We are experienced in relation to making annulment applications and usually have a number of these running at any one time.
Bankruptcy annulment is the cancelling of a bankruptcy order made against an individual.
The legal effect of an annulment is that the person concerned is deemed never to have been bankrupted, so it is as though it had never happened. This will restore their credit and reputation and will result in any of the individual’s property which is vested in the Official Receiver/Trustee in Bankruptcy to be returned.
It will also result in relevant bankruptcy entries in public registers or the Land Registry being removed.
There are three grounds upon which a Bankruptcy can be annulled;
- That the bankruptcy order should never have been made. This is fairly difficult and in practice is a very rare basis for an application. This applies to a situation where for instance there was no debt outstanding or whether the debt has already been paid, and the Bankruptcy Order was therefore wrongly made.
- The debts and expenses of the bankruptcy have been paid or secured in full to the satisfaction of the court.
- If an undischarged bankruptcy makes an agreement with its creditors to enter into an Individual Voluntary Arrangement (IVA).
The information on this page will concentrate upon the second ground which is much more commonly used.
However, in the event of making an application to annul on the first ground, it is always necessary to obtain the opinion of Insolvency Counsel as to whether there are realistic prospects of success.
In relation to making an application to annul the bankruptcy on the second ground, this will require all the debts and expenses of the bankruptcy to be paid off in full.
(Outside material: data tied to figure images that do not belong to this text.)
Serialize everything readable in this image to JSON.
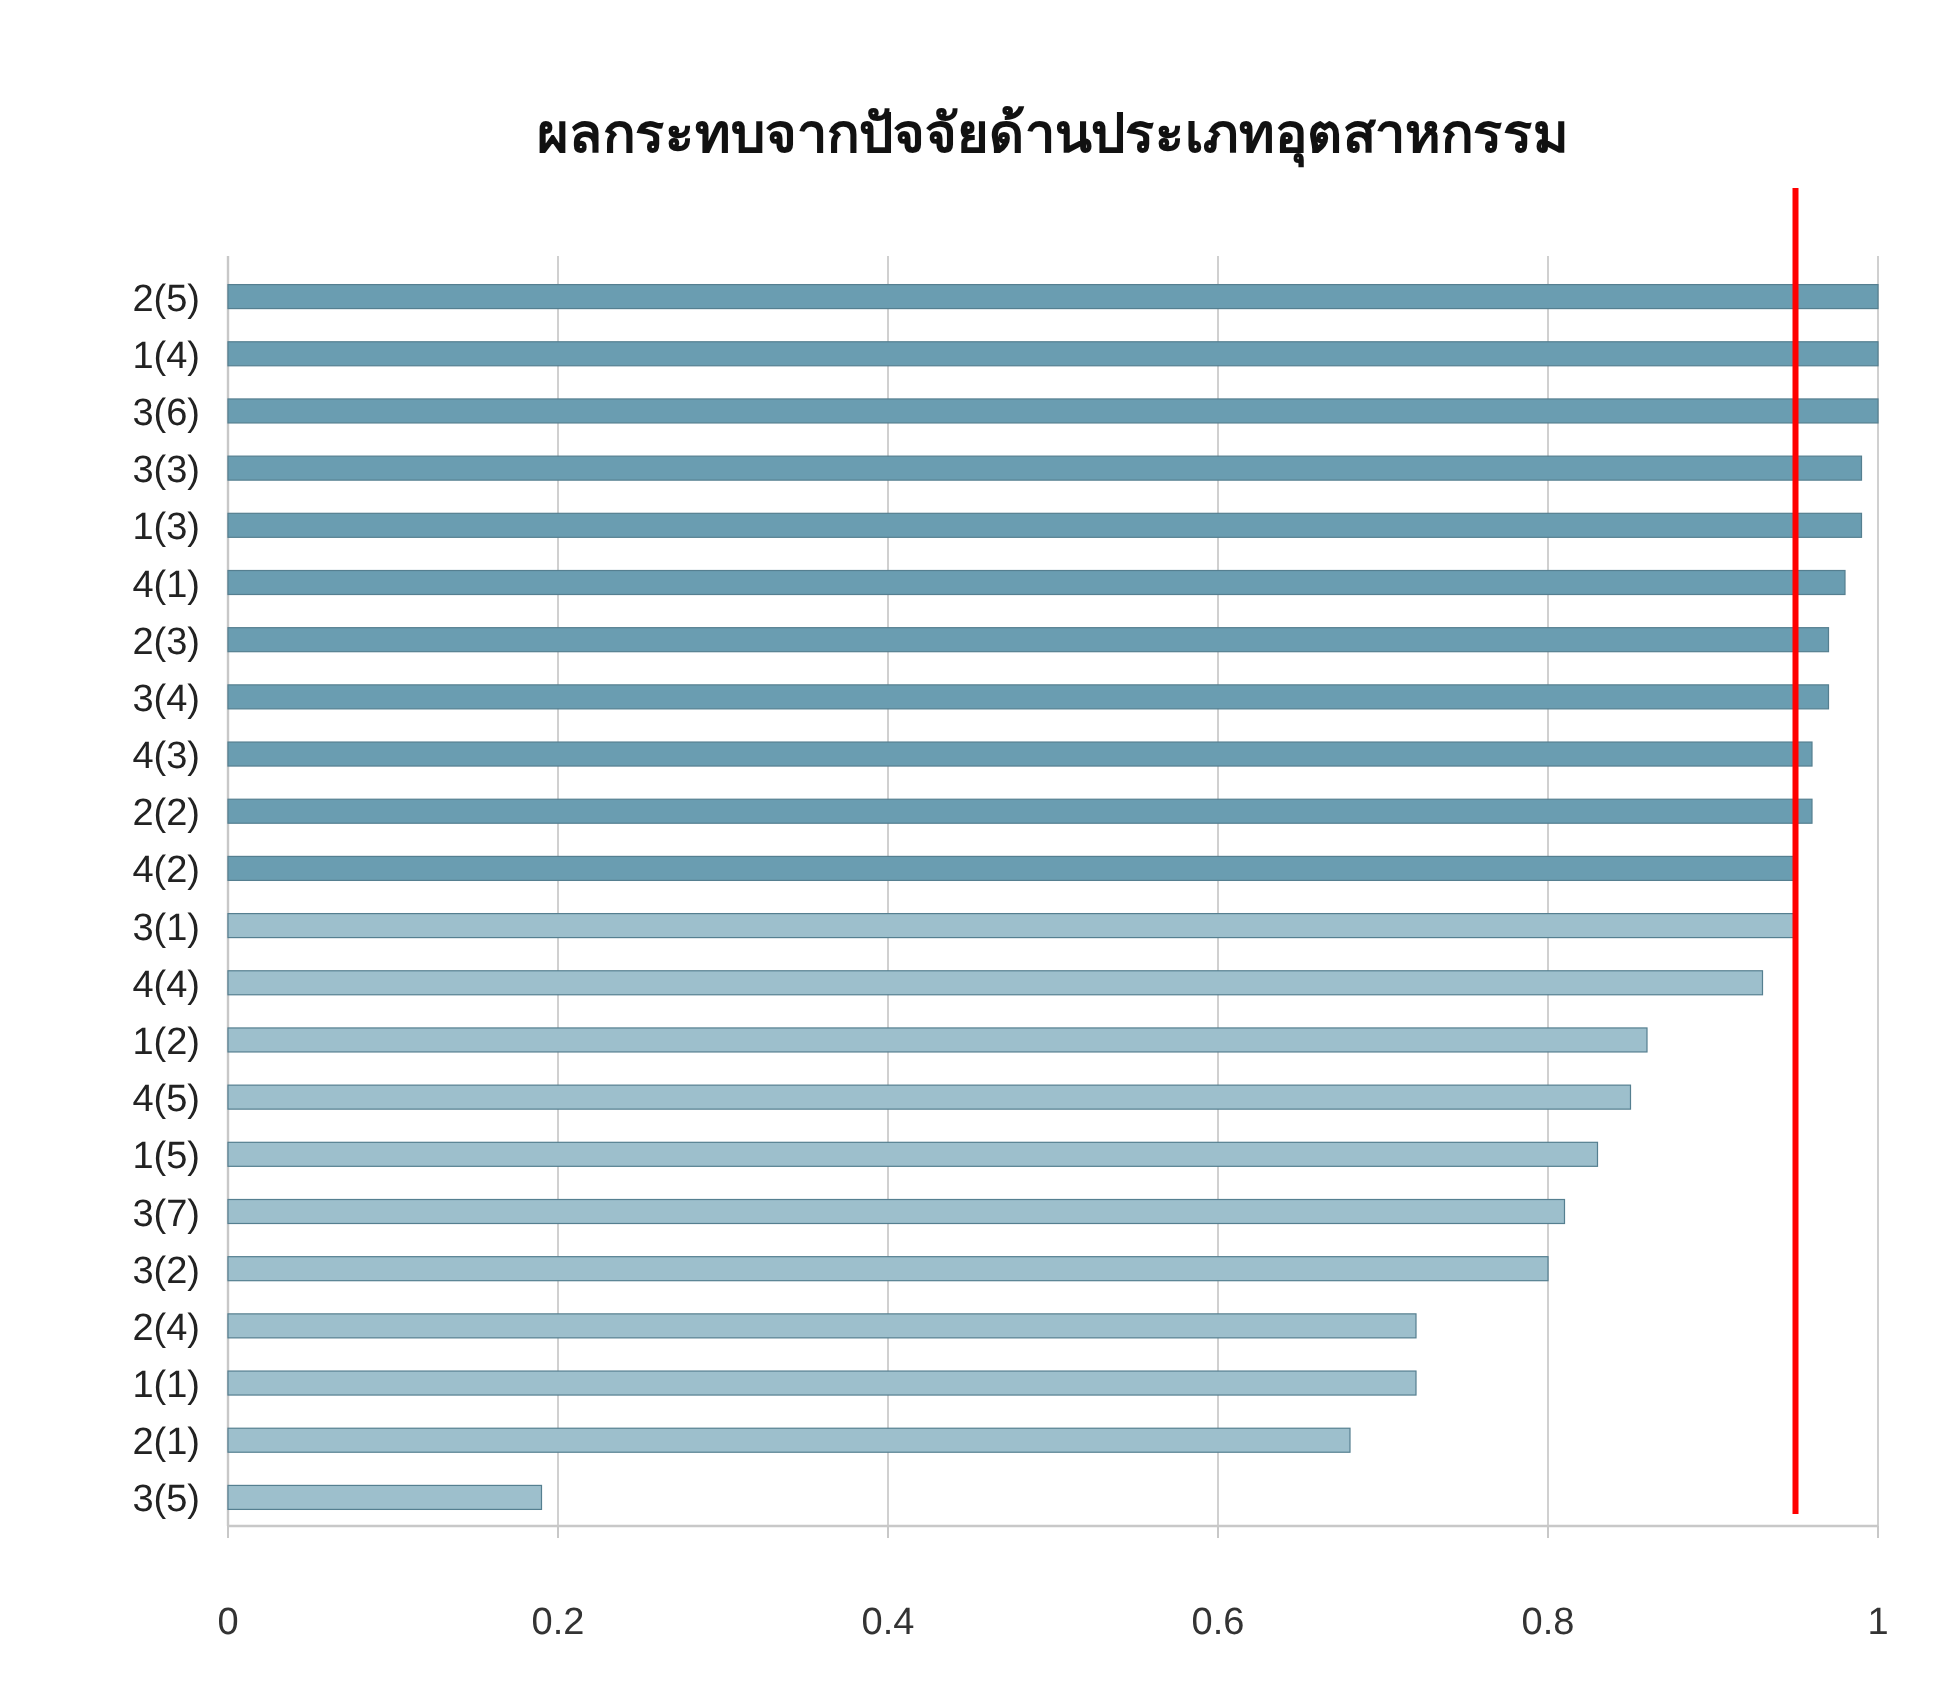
{
  "chart_data": {
    "type": "bar",
    "orientation": "horizontal",
    "title": "ผลกระทบจากปัจจัยด้านประเภทอุตสาหกรรม",
    "categories": [
      "2(5)",
      "1(4)",
      "3(6)",
      "3(3)",
      "1(3)",
      "4(1)",
      "2(3)",
      "3(4)",
      "4(3)",
      "2(2)",
      "4(2)",
      "3(1)",
      "4(4)",
      "1(2)",
      "4(5)",
      "1(5)",
      "3(7)",
      "3(2)",
      "2(4)",
      "1(1)",
      "2(1)",
      "3(5)"
    ],
    "values": [
      1.0,
      1.0,
      1.0,
      0.99,
      0.99,
      0.98,
      0.97,
      0.97,
      0.96,
      0.96,
      0.95,
      0.95,
      0.93,
      0.86,
      0.85,
      0.83,
      0.81,
      0.8,
      0.72,
      0.72,
      0.68,
      0.19
    ],
    "colors": [
      "#6a9db1",
      "#6a9db1",
      "#6a9db1",
      "#6a9db1",
      "#6a9db1",
      "#6a9db1",
      "#6a9db1",
      "#6a9db1",
      "#6a9db1",
      "#6a9db1",
      "#6a9db1",
      "#9dbfcc",
      "#9dbfcc",
      "#9dbfcc",
      "#9dbfcc",
      "#9dbfcc",
      "#9dbfcc",
      "#9dbfcc",
      "#9dbfcc",
      "#9dbfcc",
      "#9dbfcc",
      "#9dbfcc"
    ],
    "xlim": [
      0,
      1
    ],
    "xticks": [
      0,
      0.2,
      0.4,
      0.6,
      0.8,
      1
    ],
    "ref_lines": [
      {
        "axis": "x",
        "value": 0.95,
        "color": "#ff0000"
      }
    ],
    "grid": "x"
  }
}
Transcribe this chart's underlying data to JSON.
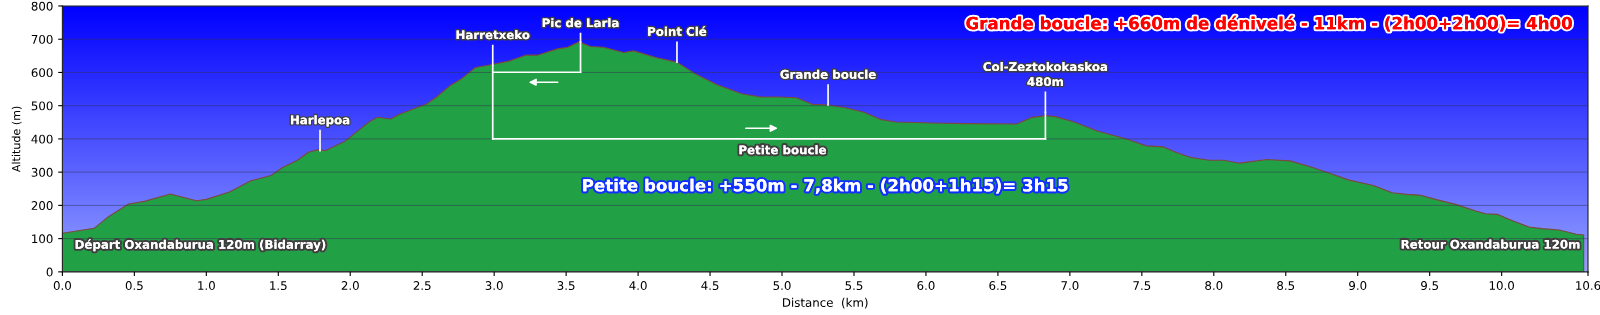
{
  "chart_data": {
    "type": "area",
    "xlabel": "Distance  (km)",
    "ylabel": "Altitude (m)",
    "x": [
      0,
      0.22,
      0.32,
      0.46,
      0.57,
      0.75,
      0.93,
      1.0,
      1.16,
      1.31,
      1.45,
      1.53,
      1.63,
      1.71,
      1.77,
      1.83,
      1.96,
      2.13,
      2.19,
      2.28,
      2.35,
      2.53,
      2.6,
      2.69,
      2.77,
      2.87,
      2.95,
      3.1,
      3.22,
      3.3,
      3.44,
      3.51,
      3.59,
      3.67,
      3.76,
      3.9,
      3.97,
      4.13,
      4.27,
      4.4,
      4.55,
      4.72,
      4.85,
      4.97,
      5.1,
      5.21,
      5.32,
      5.44,
      5.57,
      5.69,
      5.79,
      6.04,
      6.28,
      6.63,
      6.73,
      6.83,
      6.9,
      7.03,
      7.19,
      7.4,
      7.53,
      7.65,
      7.74,
      7.84,
      7.97,
      8.07,
      8.18,
      8.37,
      8.53,
      8.67,
      8.81,
      8.94,
      9.11,
      9.24,
      9.34,
      9.43,
      9.54,
      9.68,
      9.82,
      9.89,
      9.97,
      10.05,
      10.19,
      10.28,
      10.4,
      10.52,
      10.57
    ],
    "series": [
      {
        "color": "#22a045",
        "values": [
          116,
          131,
          166,
          204,
          212,
          234,
          214,
          218,
          240,
          274,
          290,
          314,
          335,
          360,
          367,
          365,
          392,
          451,
          465,
          460,
          476,
          505,
          526,
          559,
          580,
          615,
          621,
          634,
          652,
          652,
          671,
          676,
          692,
          678,
          676,
          660,
          665,
          644,
          631,
          595,
          563,
          536,
          526,
          526,
          524,
          504,
          502,
          494,
          480,
          458,
          451,
          448,
          446,
          445,
          464,
          470,
          467,
          451,
          424,
          399,
          379,
          376,
          359,
          344,
          336,
          336,
          327,
          338,
          334,
          316,
          296,
          276,
          260,
          238,
          233,
          231,
          218,
          203,
          183,
          175,
          173,
          158,
          135,
          130,
          126,
          113,
          111
        ]
      }
    ],
    "xlim": [
      0,
      10.6
    ],
    "xticks": [
      {
        "value": 0,
        "label": "0.0"
      },
      0.5,
      {
        "value": 1,
        "label": "1.0"
      },
      1.5,
      {
        "value": 2,
        "label": "2.0"
      },
      2.5,
      {
        "value": 3,
        "label": "3.0"
      },
      3.5,
      {
        "value": 4,
        "label": "4.0"
      },
      4.5,
      {
        "value": 5,
        "label": "5.0"
      },
      5.5,
      {
        "value": 6,
        "label": "6.0"
      },
      6.5,
      {
        "value": 7,
        "label": "7.0"
      },
      7.5,
      {
        "value": 8,
        "label": "8.0"
      },
      8.5,
      {
        "value": 9,
        "label": "9.0"
      },
      9.5,
      {
        "value": 10,
        "label": "10.0"
      },
      10.6
    ],
    "ylim": [
      0,
      800
    ],
    "yticks": [
      0,
      100,
      200,
      300,
      400,
      500,
      600,
      700,
      800
    ],
    "grid": "y",
    "annotations": [
      {
        "text": "Harlepoa",
        "x": 1.79,
        "y": 365
      },
      {
        "text": "Harretxeko",
        "x": 2.99,
        "y": 621
      },
      {
        "text": "Pic de Larla",
        "x": 3.6,
        "y": 692
      },
      {
        "text": "Point Clé",
        "x": 4.27,
        "y": 631
      },
      {
        "text": "Grande boucle",
        "x": 5.32,
        "y": 502
      },
      {
        "text": "Col-Zeztokokaskoa\n480m",
        "x": 6.83,
        "y": 480
      },
      "Petite boucle",
      "Grande boucle: +660m de dénivelé - 11km - (2h00+2h00)= 4h00",
      "Petite boucle: +550m - 7,8km - (2h00+1h15)= 3h15",
      "Départ Oxandaburua 120m (Bidarray)",
      "Retour Oxandaburua 120m"
    ]
  }
}
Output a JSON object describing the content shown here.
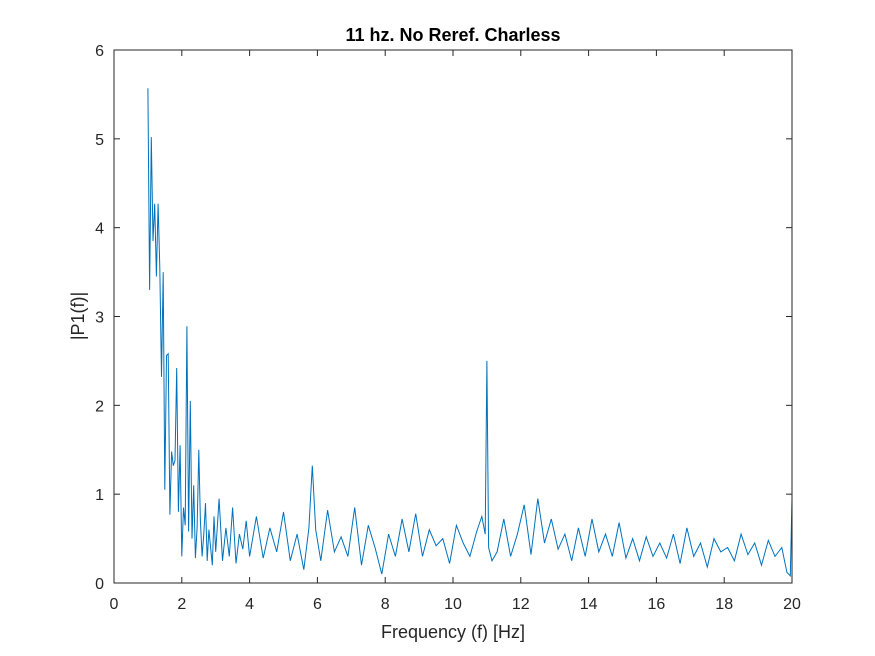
{
  "chart_data": {
    "type": "line",
    "title": "11 hz. No Reref. Charless",
    "xlabel": "Frequency (f) [Hz]",
    "ylabel": "|P1(f)|",
    "xlim": [
      0,
      20
    ],
    "ylim": [
      0,
      6
    ],
    "x_ticks": [
      0,
      2,
      4,
      6,
      8,
      10,
      12,
      14,
      16,
      18,
      20
    ],
    "x_tick_labels": [
      "0",
      "2",
      "4",
      "6",
      "8",
      "10",
      "12",
      "14",
      "16",
      "18",
      "20"
    ],
    "y_ticks": [
      0,
      1,
      2,
      3,
      4,
      5,
      6
    ],
    "y_tick_labels": [
      "0",
      "1",
      "2",
      "3",
      "4",
      "5",
      "6"
    ],
    "grid": false,
    "line_color": "#0072BD",
    "series": [
      {
        "x": [
          1.0,
          1.05,
          1.1,
          1.15,
          1.2,
          1.25,
          1.3,
          1.35,
          1.4,
          1.45,
          1.5,
          1.55,
          1.6,
          1.65,
          1.7,
          1.75,
          1.8,
          1.85,
          1.9,
          1.95,
          2.0,
          2.05,
          2.1,
          2.15,
          2.2,
          2.25,
          2.3,
          2.35,
          2.4,
          2.45,
          2.5,
          2.55,
          2.6,
          2.65,
          2.7,
          2.75,
          2.8,
          2.85,
          2.9,
          2.95,
          3.0,
          3.1,
          3.2,
          3.3,
          3.4,
          3.5,
          3.6,
          3.7,
          3.8,
          3.9,
          4.0,
          4.2,
          4.4,
          4.6,
          4.8,
          5.0,
          5.2,
          5.4,
          5.6,
          5.75,
          5.85,
          5.95,
          6.1,
          6.3,
          6.5,
          6.7,
          6.9,
          7.1,
          7.3,
          7.5,
          7.7,
          7.9,
          8.1,
          8.3,
          8.5,
          8.7,
          8.9,
          9.1,
          9.3,
          9.5,
          9.7,
          9.9,
          10.1,
          10.3,
          10.5,
          10.7,
          10.85,
          10.95,
          11.0,
          11.05,
          11.15,
          11.3,
          11.5,
          11.7,
          11.9,
          12.1,
          12.3,
          12.5,
          12.7,
          12.9,
          13.1,
          13.3,
          13.5,
          13.7,
          13.9,
          14.1,
          14.3,
          14.5,
          14.7,
          14.9,
          15.1,
          15.3,
          15.5,
          15.7,
          15.9,
          16.1,
          16.3,
          16.5,
          16.7,
          16.9,
          17.1,
          17.3,
          17.5,
          17.7,
          17.9,
          18.1,
          18.3,
          18.5,
          18.7,
          18.9,
          19.1,
          19.3,
          19.5,
          19.7,
          19.85,
          19.95,
          20.0
        ],
        "y": [
          5.57,
          3.3,
          5.02,
          3.85,
          4.27,
          3.45,
          4.27,
          3.55,
          2.32,
          3.5,
          1.05,
          2.56,
          2.58,
          0.77,
          1.48,
          1.32,
          1.38,
          2.42,
          0.8,
          1.55,
          0.3,
          0.85,
          0.65,
          2.89,
          0.58,
          2.05,
          0.5,
          1.1,
          0.28,
          0.62,
          1.5,
          0.7,
          0.3,
          0.55,
          0.9,
          0.25,
          0.6,
          0.4,
          0.2,
          0.75,
          0.35,
          0.95,
          0.25,
          0.62,
          0.3,
          0.85,
          0.22,
          0.55,
          0.38,
          0.7,
          0.3,
          0.75,
          0.28,
          0.62,
          0.35,
          0.8,
          0.25,
          0.55,
          0.15,
          0.62,
          1.32,
          0.6,
          0.25,
          0.82,
          0.35,
          0.52,
          0.3,
          0.85,
          0.2,
          0.65,
          0.4,
          0.1,
          0.55,
          0.3,
          0.72,
          0.35,
          0.78,
          0.3,
          0.6,
          0.42,
          0.5,
          0.22,
          0.65,
          0.45,
          0.3,
          0.58,
          0.75,
          0.55,
          2.5,
          0.4,
          0.25,
          0.35,
          0.72,
          0.3,
          0.55,
          0.88,
          0.32,
          0.95,
          0.45,
          0.72,
          0.38,
          0.55,
          0.25,
          0.62,
          0.3,
          0.72,
          0.35,
          0.55,
          0.3,
          0.68,
          0.28,
          0.5,
          0.25,
          0.52,
          0.3,
          0.45,
          0.28,
          0.55,
          0.22,
          0.62,
          0.3,
          0.45,
          0.18,
          0.5,
          0.35,
          0.4,
          0.25,
          0.55,
          0.32,
          0.45,
          0.2,
          0.48,
          0.3,
          0.4,
          0.12,
          0.08,
          0.95
        ]
      }
    ]
  }
}
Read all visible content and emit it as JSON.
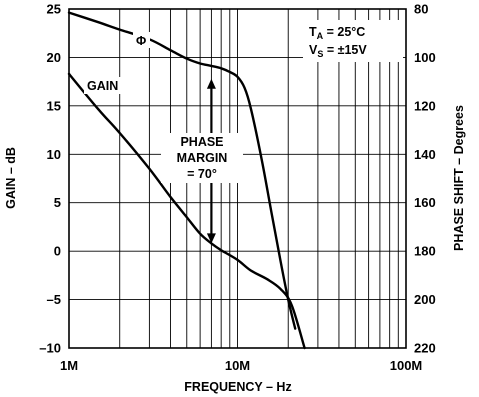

This will include the Official Receiver’s or Trustee in Bankruptcy’s costs including their legal fees and other expenses for administering the bankruptcy up until the date of annulment.
Raising money to annul bankruptcy on grounds of payment of the debts and expenses of the bankruptcy in full.
There are several methods of raising the money. This may be from family and friends.
However, commonly this is by way of specialist finance known as annulment finance. Only a number of specialist lenders provide this sort of facility.
The raising of the monies is normally based upon a property which has substantial equity in it. Normally the loan can be raised at 65% loan to value, e.g., if your property has a value of £500,000, a loan of up to £325,000 may be raised.
Annulment finance is typically bridging finance and relatively expensive. There would be an arrangement fee of around £5,000.
There will also typically be monthly interest which is rolled up until the loan is paid off. The rolled-up interest is typically over a 6 – 12-month period. Interest can be quite high and sometimes over 20% per annum. The benefit of annulling a bankruptcy in this way is to allow the bankrupt to retain control of the sale of the property rather than allow the Trustee in Bankruptcy to carry out a forced sale at a lower value.
There are a number of specialist brokers who can assist with the raising of this type of finance who we can recommend. They are not connected to this firm and we do not have any financial arrangements with them.
Annulment finance is typically bridging finance and the commercial expediency is to pay off the bridging loan as soon as reasonably possible. This can be by way of remortgaging the property at normal commercial rates – following the ending of the bankruptcy order, or alternatively by selling the property.
A sale of the property by the bankrupt and/or his partner will usually result in a much better realisation than a sale by a Trustee. If a Trustee sells a property then all the net proceeds will need to be paid by the Trustee in Bankruptcy into the Bank of England Insolvency Services account which is subject to a negative tax, typically at 15%.
Additionally, when a Trustee sells a property this would be normally based upon a 90-day sale with a forced sale value being obtained – typically the same as if a mortgagee in possession were to sell. In my experience a forced sale price is normally about 70% of the full market value which can be achieved by an owner occupier selling the property.
An owner occupier sale of the property will not be limited to 90-day period and is able to continue to market the property for offers unless and until a proper offer is received.
The bridging finance as stated is typically between 6 to 12 months with rolled up interest payments and so accordingly an owner occupier would have the extra time period to properly expose the property for sale upon the market.
An application for bankruptcy annulment is a fairly involved process. This would normally involve writing to all creditors and obtaining statements of account from them.
Statutory interest will also have to be calculated which runs at 8% per annum from the date of the relevant bankruptcy order.
Sometimes it is possible to negotiate with the creditors to attempt to agree for them to accept reduced amounts, upon the basis that the reduced amounts will be paid off quite quickly if the bankruptcy is annulled.
A number of creditors may not be co-operative and will ignore correspondence and it will be necessary to chase them up etc.
It is also not unusual for new creditors to appear out of the woodwork and submit a proof of debt in the bankruptcy. The requirement for annulment is that all debts must be paid or secured to the satisfaction of the Court. If there was a dispute as to debt the monies could be paid into Court so that the annulment may proceed with the dispute remaining to be resolved or determined by the Court.